Zimbabwe is a state in Southern Africa, famous for its history, for different ecosystems, for the rich fauna that characterizes it and for the Victoria Falls, a UNESCO World Heritage Site.
The country’s name comes from the Great Zimbabwe, the ancient capital Mutapa and one of the largest ancient structure in sub-Saharan Africa; Zimbabwe derives from the word "dzimba-dza-mbwe" in Karanga language, meaning "large stone houses."
Zimbabwe is bordered to the North by Zambia, border outlined by the course of the Zambezi River, to the East by Mozambique, to the South by South Africa, border drawn along the Limpopo River, and to the West by Botswana.
Zimbabwe's population is mainly made up of two large ethnic groups: the Shona, who are mainly located in the Eastern part of the country and the Ndebele who instead live in the West; there are also other minor ethnic groups, among these: the Chewa, the Tonga and the Shangaan; a small percentage of Europeans, mostly Anglo-Saxon, and Asian complete the ethnic framework of the country.
The population is concentrated mainly in the North-East of the country, where there are also the capital Harare and important cities such as Chinhoyi and Chitungwinza, other urban centers such as Masvingo, Mutare and Gweru that are additional landmarks in the country, each of these has its own characteristics; Bulawayo instead is the only major city in the Western part of the country and the second largest urban area in the country.
The most practiced religion is Christianism, about 65%, the remaining 35% of the population practice animist cults, but frequently there is a mixture and overlap between the cults since the animist rites, over the centuries, have adopted a number of representations, and sometimes practices of Christianity.
Zimbabwe is landlocked, the highlands to the East and the mountains on the border with Mozambique sloping down to the arid plains of the South; the influence of the desert of Kalahari to the West creates the classic savannah environment, while to the North, towards Zambia and the Zambezi River, thanks to the abundance of water in the soil, there is the wooded savannah.

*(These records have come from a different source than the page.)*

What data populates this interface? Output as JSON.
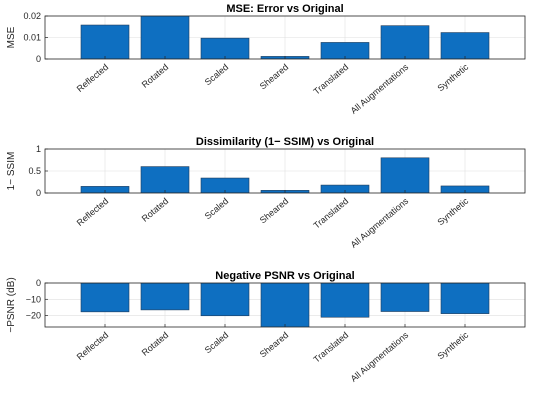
{
  "chart_data": [
    {
      "type": "bar",
      "title": "MSE: Error vs Original",
      "ylabel": "MSE",
      "xlabel": "",
      "categories": [
        "Reflected",
        "Rotated",
        "Scaled",
        "Sheared",
        "Translated",
        "All Augmentations",
        "Synthetic"
      ],
      "values": [
        0.0158,
        0.0205,
        0.0097,
        0.0012,
        0.0077,
        0.0155,
        0.0123
      ],
      "ylim": [
        0,
        0.02
      ],
      "yticks": [
        0,
        0.01,
        0.02
      ],
      "ytick_labels": [
        "0",
        "0.01",
        "0.02"
      ],
      "grid": true,
      "color": "#0e6fc1"
    },
    {
      "type": "bar",
      "title": "Dissimilarity (1− SSIM) vs Original",
      "ylabel": "1− SSIM",
      "xlabel": "",
      "categories": [
        "Reflected",
        "Rotated",
        "Scaled",
        "Sheared",
        "Translated",
        "All Augmentations",
        "Synthetic"
      ],
      "values": [
        0.15,
        0.6,
        0.34,
        0.06,
        0.18,
        0.8,
        0.16
      ],
      "ylim": [
        0,
        1
      ],
      "yticks": [
        0,
        0.5,
        1
      ],
      "ytick_labels": [
        "0",
        "0.5",
        "1"
      ],
      "grid": true,
      "color": "#0e6fc1"
    },
    {
      "type": "bar",
      "title": "Negative PSNR vs Original",
      "ylabel": "−PSNR (dB)",
      "xlabel": "",
      "categories": [
        "Reflected",
        "Rotated",
        "Scaled",
        "Sheared",
        "Translated",
        "All Augmentations",
        "Synthetic"
      ],
      "values": [
        -17.7,
        -16.5,
        -20.1,
        -29.0,
        -21.0,
        -17.5,
        -18.8
      ],
      "ylim": [
        -27,
        0
      ],
      "yticks": [
        -20,
        -10,
        0
      ],
      "ytick_labels": [
        "−20",
        "−10",
        "0"
      ],
      "grid": true,
      "color": "#0e6fc1"
    }
  ]
}
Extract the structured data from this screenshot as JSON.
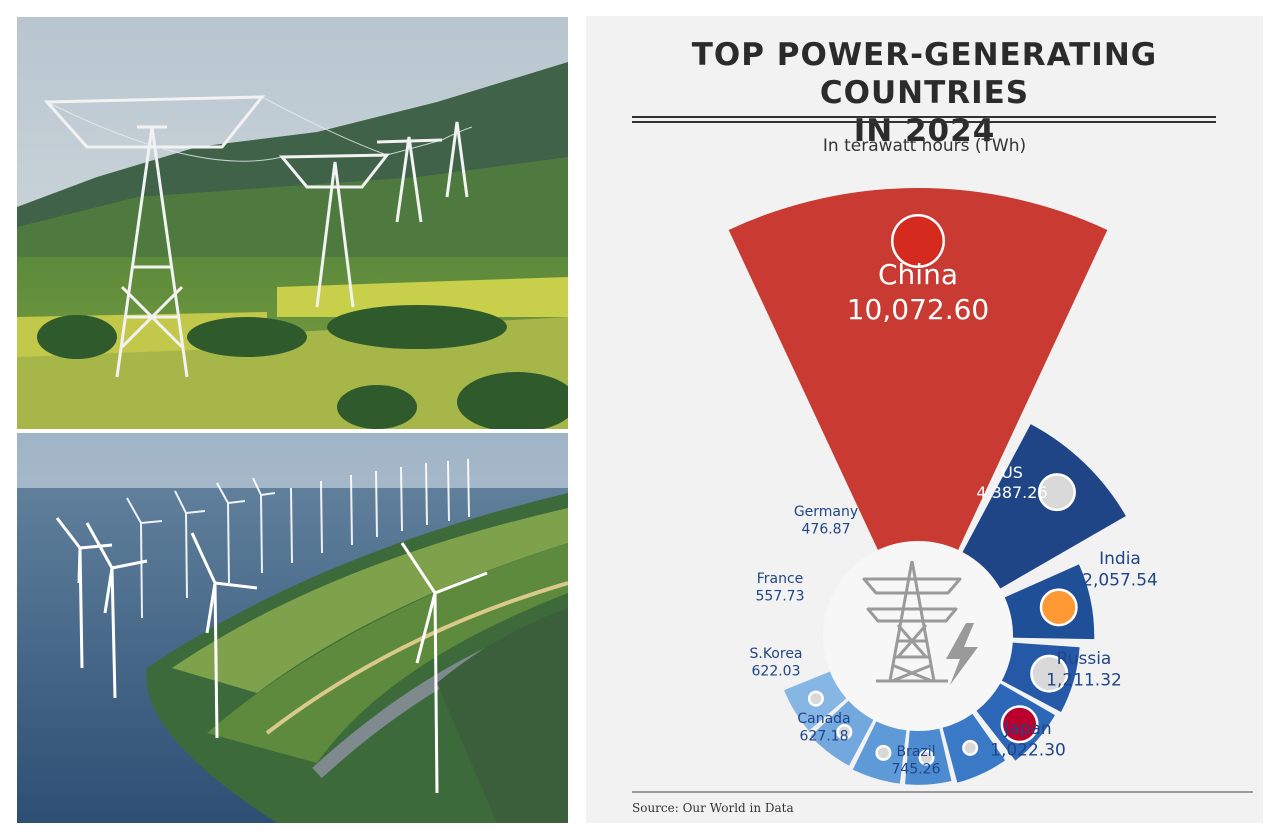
{
  "photos": [
    {
      "name": "transmission-towers-photo",
      "subject": "power transmission towers over green hills"
    },
    {
      "name": "wind-turbines-photo",
      "subject": "offshore wind turbines beside a coastal highway"
    }
  ],
  "chart_data": {
    "type": "radial-bar",
    "title_lines": [
      "TOP POWER-GENERATING COUNTRIES",
      "IN 2024"
    ],
    "subtitle": "In terawatt hours (TWh)",
    "source": "Source: Our World in Data",
    "unit": "TWh",
    "countries": [
      {
        "name": "China",
        "value": 10072.6,
        "label": "10,072.60",
        "color": "#c93a32",
        "flag": "china-flag"
      },
      {
        "name": "US",
        "value": 4387.26,
        "label": "4,387.26",
        "color": "#1f4587",
        "flag": "us-flag"
      },
      {
        "name": "India",
        "value": 2057.54,
        "label": "2,057.54",
        "color": "#1f4f96",
        "flag": "india-flag"
      },
      {
        "name": "Russia",
        "value": 1211.32,
        "label": "1,211.32",
        "color": "#2559a8",
        "flag": "russia-flag"
      },
      {
        "name": "Japan",
        "value": 1022.3,
        "label": "1,022.30",
        "color": "#2d67b8",
        "flag": "japan-flag"
      },
      {
        "name": "Brazil",
        "value": 745.26,
        "label": "745.26",
        "color": "#3a79c6",
        "flag": "brazil-flag"
      },
      {
        "name": "Canada",
        "value": 627.18,
        "label": "627.18",
        "color": "#4d8bd0",
        "flag": "canada-flag"
      },
      {
        "name": "S.Korea",
        "value": 622.03,
        "label": "622.03",
        "color": "#5f9ad8",
        "flag": "south-korea-flag"
      },
      {
        "name": "France",
        "value": 557.73,
        "label": "557.73",
        "color": "#72a8de",
        "flag": "france-flag"
      },
      {
        "name": "Germany",
        "value": 476.87,
        "label": "476.87",
        "color": "#86b6e4",
        "flag": "germany-flag"
      }
    ],
    "center_icon": "power-tower-lightning-icon"
  }
}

From a climatic point of view, we can say that in Zimbabwe there are two main seasons: the rainy season in the months from December to March, and the dry season from April to November.
The country was a real barn until the ‘90s, in the area, in fact, there were a lot of wheat and corn crops, but after the land reform and the economic collapse in 2008, agriculture has undergone a sharp slowdown despite the high potential.
The secondary sector and the service industry, as well after the stop of the early 2000, are slowly recovering the lost ground, tourism once represented one of the first revenue streams of the state, but after the crisis of the 2000, suffered a collapse, though in recent years signs of recovery are recorded, mainly due to national parks rich in wildlife and characterized by unique landscapes and the Victoria Falls, that alone attract thousands of tourists every year.
The Victoria Falls, a UNESCO World Heritage Site, located on the border with Zambia, are generated by the Zambezi River and have a water front 1,700 meters long with a drop of about 108 meters at its highest point.
In addition to the Victoria Falls in the country there are four other World Heritage sites: the ruins of the Great Zimbabwe, the Khami ruins, the Matobo National Park and the Mana Pools National Park.
In Zimbabwe there are many other national parks such as the Hwange National Park or the Wankie Game Reserve, the Matusadona National Park and the Gonarezhou National Park; all these nature reserves have an incredible variety of species of animals from the most famous Big 5 to many species of antelopes and birds.
The Shona are skilled sculptors and use the soapstone for their own works of art that are famous even beyond national borders.
The music is an art widely practiced and there are many artists who are well established abroad, Zimbabwe hosts the International Art Festival, where many cultures come together to celebrate their artistic expression.